Bede Peter, Iyer Parameswaran M, Finegan Eoin, Omer Taha, Hardiman Orla
Quantitative Neuroimaging Group, Academic Unit of Neurology, Biomedical Sciences Institute, Trinity College Dublin, Ireland.
Quantitative Neuroimaging Group, Academic Unit of Neurology, Biomedical Sciences Institute, Trinity College Dublin, Ireland.
Neuroimage Clin. 2017 Jun 9;15:653-658. doi: 10.1016/j.nicl.2017.06.010. eCollection 2017.
Diagnostic uncertainty in ALS has serious management implications and delays recruitment into clinical trials. Emerging evidence of presymptomatic disease-burden provides the rationale to develop diagnostic applications based on the evaluation of in-vivo pathological patterns early in the disease.
To outline and test a diagnostic classification approach based on an array of complementary imaging metrics in key disease-associated anatomical structures.
Data from 75 ALS patients and 75 healthy controls were randomly allocated in a 'training' and 'validation' cohort. Spatial masks were created for anatomical foci which best discriminate patients from controls in the 'training sample'. In a virtual 'brain biopsy', data was then retrieved from these key disease-associated brain regions. White matter diffusivity indices, grey matter T1-signal intensity values and basal ganglia volumes were evaluated as predictor variables in a canonical discriminant function.

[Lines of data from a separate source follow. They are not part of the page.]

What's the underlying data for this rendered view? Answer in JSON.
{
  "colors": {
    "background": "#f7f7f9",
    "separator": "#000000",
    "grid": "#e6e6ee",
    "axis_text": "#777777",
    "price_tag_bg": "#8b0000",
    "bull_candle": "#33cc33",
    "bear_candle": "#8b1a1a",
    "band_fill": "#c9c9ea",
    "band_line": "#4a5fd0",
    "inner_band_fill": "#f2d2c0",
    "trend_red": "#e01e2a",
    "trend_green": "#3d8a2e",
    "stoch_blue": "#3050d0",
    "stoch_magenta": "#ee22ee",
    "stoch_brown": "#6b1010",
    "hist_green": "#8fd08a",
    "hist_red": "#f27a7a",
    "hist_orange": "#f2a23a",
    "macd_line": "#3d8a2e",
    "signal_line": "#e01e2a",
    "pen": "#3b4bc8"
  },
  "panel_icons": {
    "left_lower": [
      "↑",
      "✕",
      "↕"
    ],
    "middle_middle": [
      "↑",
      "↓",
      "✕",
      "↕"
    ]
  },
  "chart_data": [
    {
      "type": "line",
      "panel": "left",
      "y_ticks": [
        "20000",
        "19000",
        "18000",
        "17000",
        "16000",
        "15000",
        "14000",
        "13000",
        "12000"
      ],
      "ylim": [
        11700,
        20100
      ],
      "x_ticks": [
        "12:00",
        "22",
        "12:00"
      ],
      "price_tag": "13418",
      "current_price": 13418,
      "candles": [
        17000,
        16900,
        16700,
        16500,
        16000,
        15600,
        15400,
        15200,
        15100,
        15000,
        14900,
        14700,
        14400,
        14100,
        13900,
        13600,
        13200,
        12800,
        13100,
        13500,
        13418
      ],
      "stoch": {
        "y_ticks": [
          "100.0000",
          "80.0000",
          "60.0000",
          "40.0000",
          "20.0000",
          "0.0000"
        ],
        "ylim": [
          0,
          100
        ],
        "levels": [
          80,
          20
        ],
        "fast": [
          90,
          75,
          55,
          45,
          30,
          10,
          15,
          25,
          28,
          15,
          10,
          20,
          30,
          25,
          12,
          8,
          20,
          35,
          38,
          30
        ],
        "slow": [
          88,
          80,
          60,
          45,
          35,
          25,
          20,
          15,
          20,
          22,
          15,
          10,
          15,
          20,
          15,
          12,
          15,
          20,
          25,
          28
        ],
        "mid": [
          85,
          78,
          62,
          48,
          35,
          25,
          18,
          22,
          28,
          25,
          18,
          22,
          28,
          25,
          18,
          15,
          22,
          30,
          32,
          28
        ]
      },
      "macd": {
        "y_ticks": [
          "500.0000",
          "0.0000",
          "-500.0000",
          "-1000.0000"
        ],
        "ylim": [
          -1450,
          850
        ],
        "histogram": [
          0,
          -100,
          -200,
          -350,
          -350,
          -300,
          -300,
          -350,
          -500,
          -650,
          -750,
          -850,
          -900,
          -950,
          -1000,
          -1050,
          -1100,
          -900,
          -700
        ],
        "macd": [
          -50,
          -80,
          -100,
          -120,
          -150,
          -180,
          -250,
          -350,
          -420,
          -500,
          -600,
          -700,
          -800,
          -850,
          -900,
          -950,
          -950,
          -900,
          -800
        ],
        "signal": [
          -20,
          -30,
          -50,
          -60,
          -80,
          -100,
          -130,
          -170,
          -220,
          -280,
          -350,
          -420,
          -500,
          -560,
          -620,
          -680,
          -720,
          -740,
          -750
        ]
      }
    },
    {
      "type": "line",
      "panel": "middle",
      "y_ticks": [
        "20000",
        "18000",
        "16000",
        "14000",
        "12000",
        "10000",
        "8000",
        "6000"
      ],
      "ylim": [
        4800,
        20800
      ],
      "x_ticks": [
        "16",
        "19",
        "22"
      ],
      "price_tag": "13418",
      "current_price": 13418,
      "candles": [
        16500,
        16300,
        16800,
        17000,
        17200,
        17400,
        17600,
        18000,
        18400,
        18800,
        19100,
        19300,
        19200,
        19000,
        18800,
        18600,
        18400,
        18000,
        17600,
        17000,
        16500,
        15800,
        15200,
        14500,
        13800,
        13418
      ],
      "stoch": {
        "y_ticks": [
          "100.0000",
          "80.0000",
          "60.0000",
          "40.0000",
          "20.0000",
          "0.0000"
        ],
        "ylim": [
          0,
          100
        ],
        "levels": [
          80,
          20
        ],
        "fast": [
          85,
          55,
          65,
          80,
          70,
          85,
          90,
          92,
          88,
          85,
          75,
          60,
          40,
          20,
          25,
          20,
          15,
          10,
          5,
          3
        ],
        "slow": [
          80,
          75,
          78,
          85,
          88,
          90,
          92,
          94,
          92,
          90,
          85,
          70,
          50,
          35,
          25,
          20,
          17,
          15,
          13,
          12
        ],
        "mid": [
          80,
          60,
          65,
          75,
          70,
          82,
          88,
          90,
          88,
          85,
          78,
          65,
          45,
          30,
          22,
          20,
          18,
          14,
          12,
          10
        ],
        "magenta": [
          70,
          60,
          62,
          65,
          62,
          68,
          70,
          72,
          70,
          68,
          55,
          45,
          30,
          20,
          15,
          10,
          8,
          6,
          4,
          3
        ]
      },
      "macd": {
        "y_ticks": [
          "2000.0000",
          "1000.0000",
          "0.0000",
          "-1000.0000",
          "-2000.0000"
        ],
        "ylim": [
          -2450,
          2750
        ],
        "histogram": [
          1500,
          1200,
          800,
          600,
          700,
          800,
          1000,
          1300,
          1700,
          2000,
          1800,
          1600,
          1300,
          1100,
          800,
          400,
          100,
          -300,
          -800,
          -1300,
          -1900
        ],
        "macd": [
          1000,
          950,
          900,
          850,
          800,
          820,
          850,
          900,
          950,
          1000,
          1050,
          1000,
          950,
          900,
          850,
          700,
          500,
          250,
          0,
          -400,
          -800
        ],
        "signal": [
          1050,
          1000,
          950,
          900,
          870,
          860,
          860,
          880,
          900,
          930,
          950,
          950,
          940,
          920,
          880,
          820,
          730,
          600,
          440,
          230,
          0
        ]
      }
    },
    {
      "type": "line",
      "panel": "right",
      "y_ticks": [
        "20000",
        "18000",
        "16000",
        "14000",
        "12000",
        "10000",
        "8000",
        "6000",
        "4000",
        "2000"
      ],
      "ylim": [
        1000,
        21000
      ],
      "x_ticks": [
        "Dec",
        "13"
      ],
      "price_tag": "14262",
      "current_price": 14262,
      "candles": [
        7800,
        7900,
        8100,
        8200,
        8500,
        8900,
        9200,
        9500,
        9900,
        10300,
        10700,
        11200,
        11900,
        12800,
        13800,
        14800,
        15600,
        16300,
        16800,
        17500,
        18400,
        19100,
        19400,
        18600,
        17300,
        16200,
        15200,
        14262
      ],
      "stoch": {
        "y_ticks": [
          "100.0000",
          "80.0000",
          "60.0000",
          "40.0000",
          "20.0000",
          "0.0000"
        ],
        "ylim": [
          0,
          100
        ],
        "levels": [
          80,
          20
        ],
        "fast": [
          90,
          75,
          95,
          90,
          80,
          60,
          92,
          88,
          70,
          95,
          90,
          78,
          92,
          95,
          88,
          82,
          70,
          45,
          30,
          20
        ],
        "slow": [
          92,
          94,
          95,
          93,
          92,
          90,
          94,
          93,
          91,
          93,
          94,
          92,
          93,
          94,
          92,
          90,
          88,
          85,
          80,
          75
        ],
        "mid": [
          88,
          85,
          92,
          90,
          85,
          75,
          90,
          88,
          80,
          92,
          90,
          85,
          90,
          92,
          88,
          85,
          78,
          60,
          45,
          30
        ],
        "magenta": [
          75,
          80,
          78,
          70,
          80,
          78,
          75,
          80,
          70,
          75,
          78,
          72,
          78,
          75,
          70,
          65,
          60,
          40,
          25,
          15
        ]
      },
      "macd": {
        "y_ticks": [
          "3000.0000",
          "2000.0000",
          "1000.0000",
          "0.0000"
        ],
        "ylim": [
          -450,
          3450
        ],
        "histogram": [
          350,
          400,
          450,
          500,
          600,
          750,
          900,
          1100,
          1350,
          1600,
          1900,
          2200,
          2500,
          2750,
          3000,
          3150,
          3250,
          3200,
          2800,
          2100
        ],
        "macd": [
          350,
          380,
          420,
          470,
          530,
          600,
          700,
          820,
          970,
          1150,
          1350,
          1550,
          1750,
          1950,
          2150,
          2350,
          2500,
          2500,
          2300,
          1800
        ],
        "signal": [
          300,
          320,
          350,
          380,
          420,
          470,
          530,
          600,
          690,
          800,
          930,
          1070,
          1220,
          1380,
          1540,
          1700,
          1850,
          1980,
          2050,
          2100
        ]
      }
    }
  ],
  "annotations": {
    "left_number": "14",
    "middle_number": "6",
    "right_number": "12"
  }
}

Following predictor variable selection, a classification specificity of 85.5% and sensitivity of 89.1% was achieved in the training sample and 90% specificity and 90% sensitivity in the validation sample.
This study evaluates disease-associated imaging measures in a dummy diagnostic application. Although larger samples will be required for robust validation, the study confirms the potential of multimodal quantitative imaging in future clinical applications.
肌萎缩侧索硬化症(ALS)诊断的不确定性对治疗管理有着严重影响,并会延迟患者进入临床试验的时间。有症状前疾病负担的新证据为基于疾病早期体内病理模式评估开发诊断应用提供了理论依据。
概述并测试一种基于关键疾病相关解剖结构中一系列互补成像指标的诊断分类方法。
将75例ALS患者和75例健康对照的数据随机分配到“训练”和“验证”队列中。为在“训练样本”中最能区分患者与对照的解剖病灶创建空间掩码。然后在虚拟“脑活检”中,从这些关键疾病相关脑区检索数据。将白质扩散指数、灰质T1信号强度值和基底节体积作为标准判别函数中的预测变量进行评估。
经过预测变量选择,训练样本的分类特异性为85.5%,敏感性为89.1%;验证样本的特异性为90%,敏感性为90%。
本研究在虚拟诊断应用中评估了与疾病相关的成像测量。尽管需要更大的样本进行有力验证,但该研究证实了多模态定量成像在未来临床应用中的潜力。